Having only just begun to increase borrowing costs with a surprise move at the end of April, the central bank is now poised to accelerate. Economists surveyed by Bloomberg expect a half-point hike to 0.75%, following the previous shift to 0.25%.
Several forecasters reckon Riksbank officials will also continue tightening at the same pace at the remaining two meetings of the year, bringing the policy rate up to 1.75%.
Such a hawkish tilt would align the Riksbank with global counterparts including the Federal Reserve and neighboring Norway’s central bank, which last week increased its deposit rate by 50 basis points -- its biggest hike in two decades.
The pivot in policy suggests officials led by outgoing Governor Stefan Ingves will be prepared to countenance a corresponding hit to economic growth, with potential fallout on Sweden’s fragile housing market.
“The rise in underlying inflation is broad and significant,” Swedbank’s Knut Hallberg and Pernilla Johansson said in a report.
“We believe that the Riksbank will therefore find it necessary to front-load its rates hikes to mitigate the risk of secondary effects.”
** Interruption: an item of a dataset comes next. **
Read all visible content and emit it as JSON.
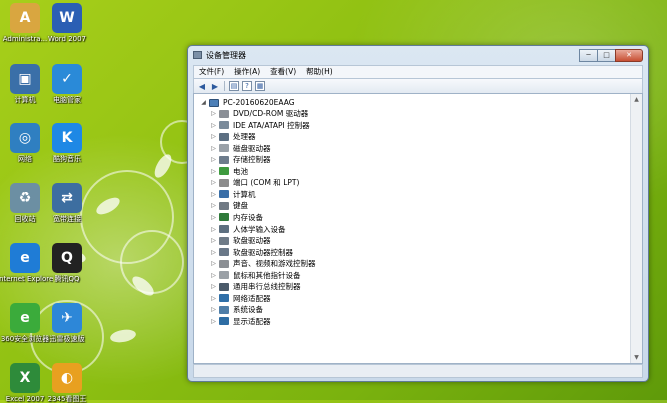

Swedish inflation has consistently exceeded the central bank’s expectations. It has turned out largely in line with an alternative scenario that the bank published in April, showing how it would respond by taking rates higher to curb consumer prices and avoid a wage-price spiral.
That projection also suggested an impact on growth, described at the time as “greater strains for the real economy.” Forecasters have slashed predictions in recent weeks, and the central bank is expected to follow suit.
“In April, the Riksbank blazed a trail for central banks when it openly forecast that growth and housing prices will be significantly dampened by the tightening of monetary policy,” Handelsbanken’s Johan Lof said in a report.
“Now the Riksbank will likely take the next step and downgrade its already below-consensus growth forecast.”
Sweden’s housing market has come into particular focus as rate hikes are making life more costly for borrowers. Decades of virtually uninterrupted increases in home values have led to a substantial buildup of debt, stoking fears that the market is teetering on the brink of collapse.
In May, housing prices dropped the most since the pandemic started, and they continued falling this month, according to Valueguard, which compiles the HOX housing-price index.
The Riksbank may still need to make a forceful move, especially as weakness in the krona is stoking inflation. That’s pushed some economists to wonder if officials could dare to make an even bigger rate hike than 50 basis points.
Jesper Petersen, a currency analyst at Danske Bank, said that increasing to 0.75% might result in only a short-lived strengthening of the krona against the euro.
A 75 basis-point hike “would be a hawkish surprise” that could strengthen the krona against the euro, Petersen said. “A more aggressive rate path could also lend the SEK some support in coming weeks.”